La diagnosi di MPS I

 

La mucopolisaccaridosi di tipo I è una malattia da accumulo di materiale non degradato causata dalla mancanza dell’enzima α-L-iduronidasi. Questa carenza genetica comporta progressivamente danni a numerosi organi del corpo a partire dal primo anno di età.

Nei primi 12 mesi dalla nascita, infatti, il neonato può dimostrare uno stato di salute nella norma agli occhi della sua famiglia, così come a quelli del medico.È questo il motivo per cui è difficile cogliere i segni di una patologia così complessa.

I pazienti di solito sviluppano diversi sintomi somatici che si manifestano progressivamente: più grave è la forma di mucopolisaccaridosi I e l’accumulo lisosomiale, più rapido sarà il peggioramento dei sintomi.

In aggiunta, il fatto che gli organi e gli apparati coinvolti siano numerosi rende i primi sintomi non specifici e quindi difficili da attribuire alla MPS I.

Diagnosi precoce della mucopolisaccaridosi di tipo I

La diagnosi precoce della mucopolisaccaridosi di tipo I spesso rappresenta una sfida, per una serie di ragioni. Molti dei sintomi non sono specifici e i medici possono inizialmente sospettare altri disturbi più comuni. Un’altra complicanza è la mancanza di un profilo sintomatico coerente, che varia da una persona all’altra.

La diagnosi della mucopolisaccaridosi I solitamente si basa sull’identificazione di una serie di sintomi che inducono il medico a sospettare la presenza di malattia e a cui seguono degli esami di approfondimento per confermare la diagnosi.

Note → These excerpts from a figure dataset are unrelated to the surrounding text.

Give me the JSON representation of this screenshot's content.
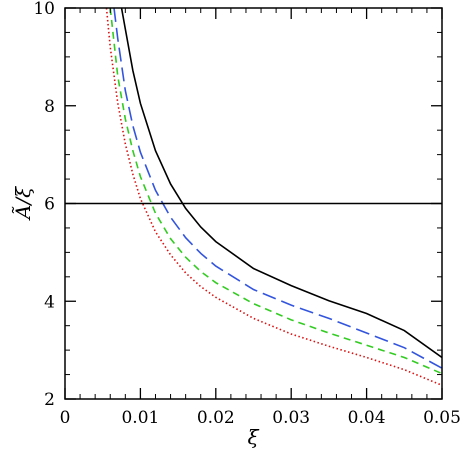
{
  "chart_data": {
    "type": "line",
    "title": "",
    "xlabel": "ξ",
    "ylabel": "Ã/ξ",
    "xlim": [
      0,
      0.05
    ],
    "ylim": [
      2,
      10
    ],
    "xticks": [
      0,
      0.01,
      0.02,
      0.03,
      0.04,
      0.05
    ],
    "xtick_labels": [
      "0",
      "0.01",
      "0.02",
      "0.03",
      "0.04",
      "0.05"
    ],
    "yticks": [
      2,
      4,
      6,
      8,
      10
    ],
    "ytick_labels": [
      "2",
      "4",
      "6",
      "8",
      "10"
    ],
    "grid": false,
    "legend": "none",
    "hline": {
      "y": 6,
      "color": "#000000",
      "style": "solid"
    },
    "series": [
      {
        "color": "#000000",
        "style": "solid",
        "x": [
          0.0075,
          0.008,
          0.009,
          0.01,
          0.012,
          0.014,
          0.016,
          0.018,
          0.02,
          0.025,
          0.03,
          0.035,
          0.04,
          0.045,
          0.05
        ],
        "y": [
          10.0,
          9.57,
          8.72,
          8.05,
          7.08,
          6.4,
          5.9,
          5.52,
          5.22,
          4.67,
          4.32,
          4.01,
          3.75,
          3.4,
          2.85
        ]
      },
      {
        "color": "#3355dd",
        "style": "long-dash",
        "x": [
          0.0065,
          0.007,
          0.008,
          0.009,
          0.01,
          0.012,
          0.014,
          0.016,
          0.018,
          0.02,
          0.025,
          0.03,
          0.035,
          0.04,
          0.045,
          0.05
        ],
        "y": [
          10.0,
          9.37,
          8.31,
          7.59,
          7.05,
          6.27,
          5.72,
          5.3,
          4.98,
          4.72,
          4.24,
          3.92,
          3.65,
          3.35,
          3.05,
          2.63
        ]
      },
      {
        "color": "#33cc22",
        "style": "short-dash",
        "x": [
          0.006,
          0.007,
          0.008,
          0.009,
          0.01,
          0.012,
          0.014,
          0.016,
          0.018,
          0.02,
          0.025,
          0.03,
          0.035,
          0.04,
          0.045,
          0.05
        ],
        "y": [
          10.0,
          8.6,
          7.73,
          7.08,
          6.55,
          5.8,
          5.28,
          4.9,
          4.61,
          4.38,
          3.95,
          3.62,
          3.35,
          3.1,
          2.85,
          2.52
        ]
      },
      {
        "color": "#dd1111",
        "style": "dotted",
        "x": [
          0.0055,
          0.006,
          0.007,
          0.008,
          0.009,
          0.01,
          0.012,
          0.014,
          0.016,
          0.018,
          0.02,
          0.025,
          0.03,
          0.035,
          0.04,
          0.045,
          0.05
        ],
        "y": [
          10.0,
          9.2,
          8.05,
          7.22,
          6.6,
          6.1,
          5.42,
          4.95,
          4.58,
          4.3,
          4.08,
          3.65,
          3.33,
          3.08,
          2.85,
          2.6,
          2.28
        ]
      }
    ]
  }
}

La diagnosi precoce è importante poiché ciò consente di prendere in considerazione delle potenziali opzioni terapeutiche che possono prevenire alcuni dei danni causati dalla malattia.*

Esami di approfondimento per la diagnosi della mucopolisaccaridosi I

Sin dal primo dubbio sulla manifestazione di questa malattia da accumulo lisosomiale, è importante svolgere delle indagini specifiche per escludere o confermare la diagnosi di MPS di tipo I.

I primi passi verso la diagnosi di mucopolisaccaridosi sono: la scoperta di linfociti vacuolati nell’analisi del sangue periferico (striscio periferico), la ricerca di lesioni o alterazioni ossee tramite esame radiologico e, infine, l’opacità corneale emersa dalla visita oculistica.

Il quadro rivelato da questi esami è utile a direzionarsi verso la patologia sospettata, ma la certezza assoluta della diagnosi può essere assicurata solo dalla comprovata mancanza dell’enzima α-L-iduronidasi che può emergere grazie all’analisi dell’attività catalitica dell’enzima nei leucociti o dall’esame delle urine dove è possibile verificare il dosaggio dei GAG.